In India, less than 30% of women work and the deficit costs the country an estimated 2.5 percentage points of gross domestic product per year. Last year, the Upper House of the Parliament made an attempt to fix the problem by doubling its mandated paid maternity leave from three months to six.

On the economic front, there is plenty of evidence to suggest that women-led development in India does not hurt business and is actually good for the company. Moreover, the cost sustained by employers in the process (reimbursements for temporary replacements) is de minimis. To quote a report by McKinsey Global Institute (November 2015), “Achieving gender equality in India would have a larger economic impact there than in any other region in the world - $700 billion of added GDP in 2025 – but comprehensive change is needed.”

Intervention from the government in the form of enactment of laws cementing women in the workforce is a much-needed measure. Women in India are largely underemployed or unemployed, and bringing them into the economy by making it easier to have a child and yet pursue a career is pivotal. No country is going to grow without women growing with it.

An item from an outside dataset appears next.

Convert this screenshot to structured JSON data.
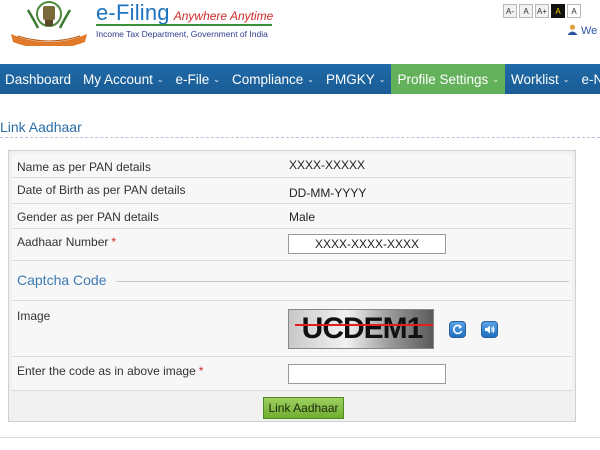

The question to be asked is: How will the bill play out in the Indian context? Will this be enough to bridge India’s gender gap in the workforce? Or could it make things worse?

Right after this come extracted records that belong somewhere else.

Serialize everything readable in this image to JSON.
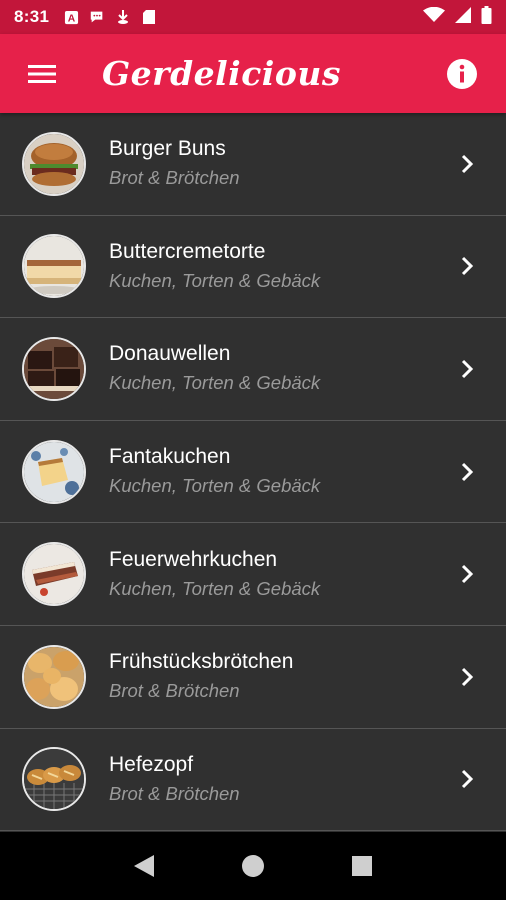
{
  "status_bar": {
    "time": "8:31",
    "notification_icons": [
      "text-icon",
      "chat-icon",
      "download-icon",
      "sd-card-icon"
    ],
    "system_icons": [
      "wifi-icon",
      "signal-icon",
      "battery-icon"
    ]
  },
  "app_bar": {
    "title": "Gerdelicious",
    "menu_icon": "menu-icon",
    "info_icon": "info-icon",
    "color": "#e6214a",
    "status_color": "#c2163a"
  },
  "recipes": [
    {
      "title": "Burger Buns",
      "category": "Brot & Brötchen",
      "thumb": "burger"
    },
    {
      "title": "Buttercremetorte",
      "category": "Kuchen, Torten & Gebäck",
      "thumb": "cake-slice"
    },
    {
      "title": "Donauwellen",
      "category": "Kuchen, Torten & Gebäck",
      "thumb": "chocolate-squares"
    },
    {
      "title": "Fantakuchen",
      "category": "Kuchen, Torten & Gebäck",
      "thumb": "sponge-slice"
    },
    {
      "title": "Feuerwehrkuchen",
      "category": "Kuchen, Torten & Gebäck",
      "thumb": "layer-slice"
    },
    {
      "title": "Frühstücksbrötchen",
      "category": "Brot & Brötchen",
      "thumb": "rolls"
    },
    {
      "title": "Hefezopf",
      "category": "Brot & Brötchen",
      "thumb": "braid"
    }
  ],
  "nav_bar": {
    "icons": [
      "back-icon",
      "home-icon",
      "recents-icon"
    ]
  }
}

Family Policies Are Changing

The progressive law might actually reduce the number of women in the organized workforce. For example, after Spain introduced the family-friendly law (Act 39/99) in 1999 allowing all workers with children under 7 to work reduced hours without being fired, the enactment spurred the substitution of fertile-age women away from good jobs and a decrease in their relative pay. Similarly, when Chile made it mandatory for companies of a certain size to provide free childcare, it was found that companies responded by reducing women’s salaries by nine to twenty percent. India is doing something similar by making it mandatory for companies with 30 women or 50 employees, whichever is less, to provide crèche facilities.

The United States has one of the most regressive maternity leave policies in the world, ranking last place, along with Australia and Portugal, as stated by the Organization for Economic Co-operation and Development. The US is one of a handful of 41 countries that does not offer any paid maternity leave mandated by the federal government. (Six months is the norm in most developed countries. A baby needs to be close to mother and exclusively breastfed for up to 4 to 6 months.)

The advanced economies of Scandinavia, which consistently stand out in the World Economic Forum’s annual Global Gender Gap Report, show an interesting perspective. The expansion of family policies has been found to have increased women’s labor force participation; it has achieved 72 percent female employment, one of the highest among OECD countries.

The landmark bill puts the rest of the world to absolute shame. The move places India ahead of Australia, France, Germany, Japan and the US for paid maternity leave. Where is the best place to be a working mother? Definitely, not the U.S.